Libération de six cadres du pdci après neuf mois d’emprisonnement en Côte d’Ivoire
La Côte d’Ivoire connaît un tournant politique avec la libération de six figures locales du Parti démocratique de Côte d’Ivoire (PDCI), retenues en détention depuis neuf mois. Une décision judiciaire historique qui intervient dans un climat politique particulièrement tendu.

Des arrestations massives durant une année électorale mouvementée
En 2025, la Côte d’Ivoire a traversé une période électorale marquée par une forte tension politique. Des dizaines de membres de l’opposition, dont plusieurs cadres du PDCI, ont été interpellés à travers le pays. Parmi eux, six responsables locaux du parti ont été détenus pendant près d’une année avant d’être finalement libérés.
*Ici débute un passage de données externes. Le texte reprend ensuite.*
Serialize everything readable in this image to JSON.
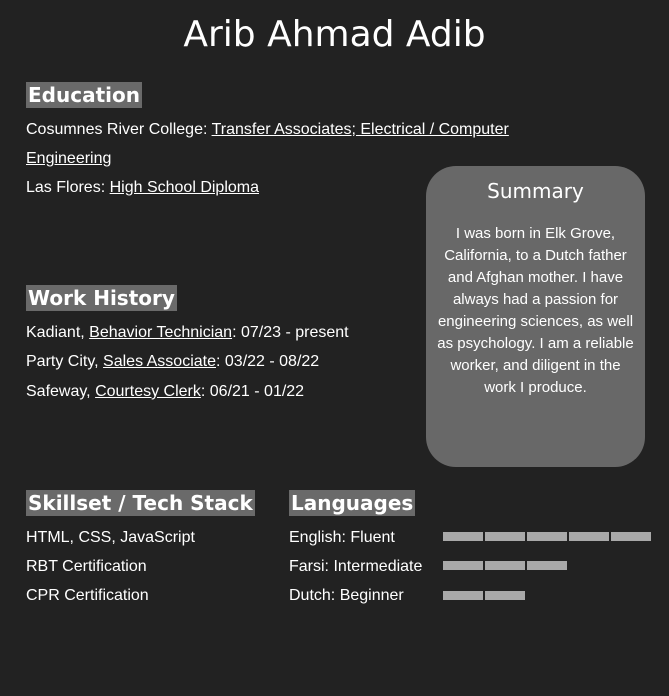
{
  "name": "Arib Ahmad Adib",
  "education": {
    "heading": "Education",
    "items": [
      {
        "school": "Cosumnes River College: ",
        "degree_line1": "Transfer Associates; Electrical / Computer",
        "degree_line2": "Engineering"
      },
      {
        "school": "Las Flores: ",
        "degree": "High School Diploma"
      }
    ]
  },
  "work_history": {
    "heading": "Work History",
    "items": [
      {
        "company": "Kadiant, ",
        "role": "Behavior Technician",
        "dates": ": 07/23 - present"
      },
      {
        "company": "Party City, ",
        "role": "Sales Associate",
        "dates": ": 03/22 - 08/22"
      },
      {
        "company": "Safeway, ",
        "role": "Courtesy Clerk",
        "dates": ": 06/21 - 01/22"
      }
    ]
  },
  "summary": {
    "title": "Summary",
    "text": "I was born in Elk Grove, California, to a Dutch father and Afghan mother. I have always had a passion for engineering sciences, as well as psychology. I am a reliable worker, and diligent in the work I produce."
  },
  "skills": {
    "heading": "Skillset / Tech Stack",
    "items": [
      "HTML, CSS, JavaScript",
      "RBT Certification",
      "CPR Certification"
    ]
  },
  "languages": {
    "heading": "Languages",
    "items": [
      {
        "label": "English: Fluent",
        "level": 5,
        "max": 5
      },
      {
        "label": "Farsi: Intermediate",
        "level": 3,
        "max": 5
      },
      {
        "label": "Dutch: Beginner",
        "level": 2,
        "max": 5
      }
    ]
  },
  "colors": {
    "background": "#222222",
    "heading_bg": "#6a6a6a",
    "summary_bg": "#686868",
    "bar": "#a9a9a9"
  }
}
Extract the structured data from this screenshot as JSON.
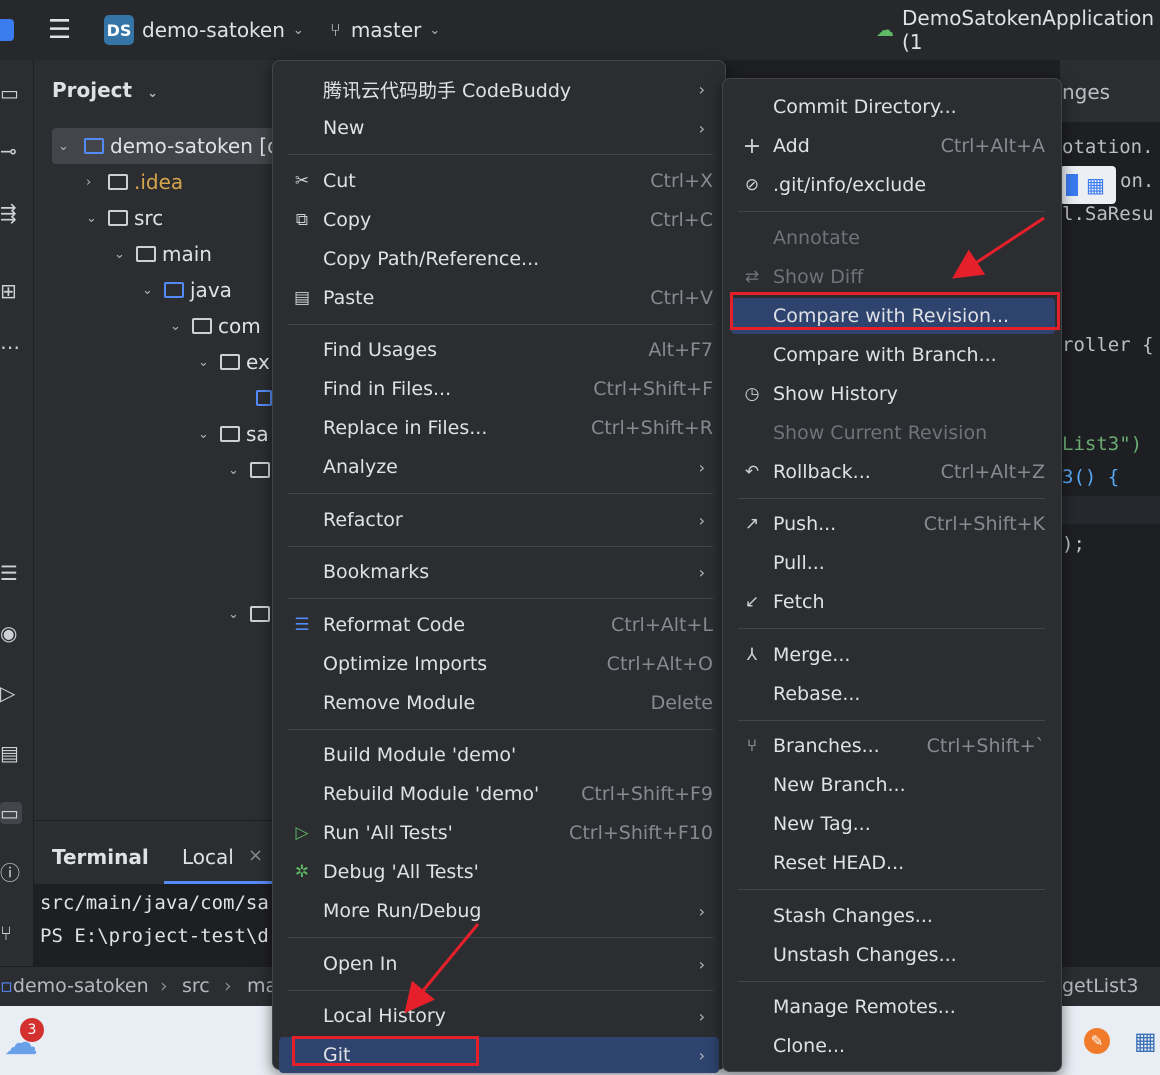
{
  "titlebar": {
    "project_badge": "DS",
    "project_name": "demo-satoken",
    "branch": "master",
    "run_config": "DemoSatokenApplication (1"
  },
  "project_panel": {
    "title": "Project",
    "tree": [
      {
        "label": "demo-satoken [d",
        "arrow": "⌄"
      },
      {
        "label": ".idea",
        "arrow": "›"
      },
      {
        "label": "src",
        "arrow": "⌄"
      },
      {
        "label": "main",
        "arrow": "⌄"
      },
      {
        "label": "java",
        "arrow": "⌄"
      },
      {
        "label": "com",
        "arrow": "⌄"
      },
      {
        "label": "ex",
        "arrow": "⌄"
      },
      {
        "label": "sa",
        "arrow": "⌄"
      }
    ]
  },
  "editor": {
    "tab_fragment": "nges",
    "lines": [
      "otation.",
      "on.",
      "l.SaResu",
      "roller {",
      "List3\")",
      "3() {",
      ");"
    ]
  },
  "terminal": {
    "title": "Terminal",
    "tab": "Local",
    "lines": [
      "src/main/java/com/sa",
      "PS E:\\project-test\\d"
    ]
  },
  "breadcrumb": {
    "items": [
      "demo-satoken",
      "src",
      "ma"
    ],
    "tail": "getList3"
  },
  "taskbar": {
    "badge_count": "3"
  },
  "context_menu": {
    "items": [
      {
        "label": "腾讯云代码助手 CodeBuddy",
        "submenu": true
      },
      {
        "label": "New",
        "submenu": true
      },
      {
        "label": "Cut",
        "shortcut": "Ctrl+X"
      },
      {
        "label": "Copy",
        "shortcut": "Ctrl+C"
      },
      {
        "label": "Copy Path/Reference..."
      },
      {
        "label": "Paste",
        "shortcut": "Ctrl+V"
      },
      {
        "label": "Find Usages",
        "shortcut": "Alt+F7"
      },
      {
        "label": "Find in Files...",
        "shortcut": "Ctrl+Shift+F"
      },
      {
        "label": "Replace in Files...",
        "shortcut": "Ctrl+Shift+R"
      },
      {
        "label": "Analyze",
        "submenu": true
      },
      {
        "label": "Refactor",
        "submenu": true
      },
      {
        "label": "Bookmarks",
        "submenu": true
      },
      {
        "label": "Reformat Code",
        "shortcut": "Ctrl+Alt+L"
      },
      {
        "label": "Optimize Imports",
        "shortcut": "Ctrl+Alt+O"
      },
      {
        "label": "Remove Module",
        "shortcut": "Delete"
      },
      {
        "label": "Build Module 'demo'"
      },
      {
        "label": "Rebuild Module 'demo'",
        "shortcut": "Ctrl+Shift+F9"
      },
      {
        "label": "Run 'All Tests'",
        "shortcut": "Ctrl+Shift+F10"
      },
      {
        "label": "Debug 'All Tests'"
      },
      {
        "label": "More Run/Debug",
        "submenu": true
      },
      {
        "label": "Open In",
        "submenu": true
      },
      {
        "label": "Local History",
        "submenu": true
      },
      {
        "label": "Git",
        "submenu": true
      }
    ]
  },
  "git_menu": {
    "items": [
      {
        "label": "Commit Directory..."
      },
      {
        "label": "Add",
        "shortcut": "Ctrl+Alt+A"
      },
      {
        "label": ".git/info/exclude"
      },
      {
        "label": "Annotate",
        "disabled": true
      },
      {
        "label": "Show Diff",
        "disabled": true
      },
      {
        "label": "Compare with Revision..."
      },
      {
        "label": "Compare with Branch..."
      },
      {
        "label": "Show History"
      },
      {
        "label": "Show Current Revision",
        "disabled": true
      },
      {
        "label": "Rollback...",
        "shortcut": "Ctrl+Alt+Z"
      },
      {
        "label": "Push...",
        "shortcut": "Ctrl+Shift+K"
      },
      {
        "label": "Pull..."
      },
      {
        "label": "Fetch"
      },
      {
        "label": "Merge..."
      },
      {
        "label": "Rebase..."
      },
      {
        "label": "Branches...",
        "shortcut": "Ctrl+Shift+`"
      },
      {
        "label": "New Branch..."
      },
      {
        "label": "New Tag..."
      },
      {
        "label": "Reset HEAD..."
      },
      {
        "label": "Stash Changes..."
      },
      {
        "label": "Unstash Changes..."
      },
      {
        "label": "Manage Remotes..."
      },
      {
        "label": "Clone..."
      }
    ]
  },
  "colors": {
    "highlight": "#2e436e",
    "annotation_red": "#e5202a",
    "menu_bg": "#2b2d30"
  }
}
Allo Pacôme Didier, Kouleon Manhenin, N’Cho Gnangoran, Mabo Koffi Jean Marc, Ouattara Kinjinlman et Niangoran N’Guessan Edouard ont recouvré la liberté ce lundi, à l’issue d’une audience devant la chambre antiterroriste. Leur avocat, Me Ange Rodrigue Dadje, s’est exprimé sur cette libération attendue :
« À l’issue de l’audience de la chambre antiterroriste de ce lundi, mes clients et militants du PDCI recouvrent enfin la liberté après neuf mois de détention et rentrent chez eux. »
Les raisons exactes de leur libération n’ont pas été communiquées publiquement, mais cette décision intervient après des mois de mobilisations et de pressions sur les autorités.
Un contexte politique sous haute tension
Les interpellations de 2025 ont touché plusieurs figures de l’opposition ivoirienne. Clément Kouakou et Denis Brou, deux autres militants du PDCI, avaient déjà été libérés en mai. Tous étaient accusés d’avoir participé à des événements liés à la campagne électorale, dans un climat où les manifestations étaient régulièrement interdites.
Parmi les personnalités politiques concernées par des procédures judiciaires, on compte également Tidjane Thiam, président du PDCI, et Laurent Gbagbo, ancien chef d’État, tous deux exclus des listes électorales par décision de justice. Parallèlement, des centaines de militants accusés de troubles lors de rassemblements ont été condamnés, et plusieurs décès ont été recensés.
Les autorités ont toujours nié tout lien entre ces arrestations et des motivations politiques, affirmant que les procédures suivies étaient conformes aux règles légales.
D’autres libérations symboliques dans l’opposition
Cette vague de libérations ne s’arrête pas là. Début juillet, Moïse Lida Kouassi, ancien ministre de la Défense sous Laurent Gbagbo et membre de son parti, a été remis en liberté après près d’un an d’emprisonnement. Ibrahim Zigui, un cybermilitant proche de cette mouvance politique, a également retrouvé sa liberté.
Ces libérations successives pourraient marquer un apaisement progressif dans un paysage politique ivoirien encore marqué par les séquelles d’une élection présidentielle controversée.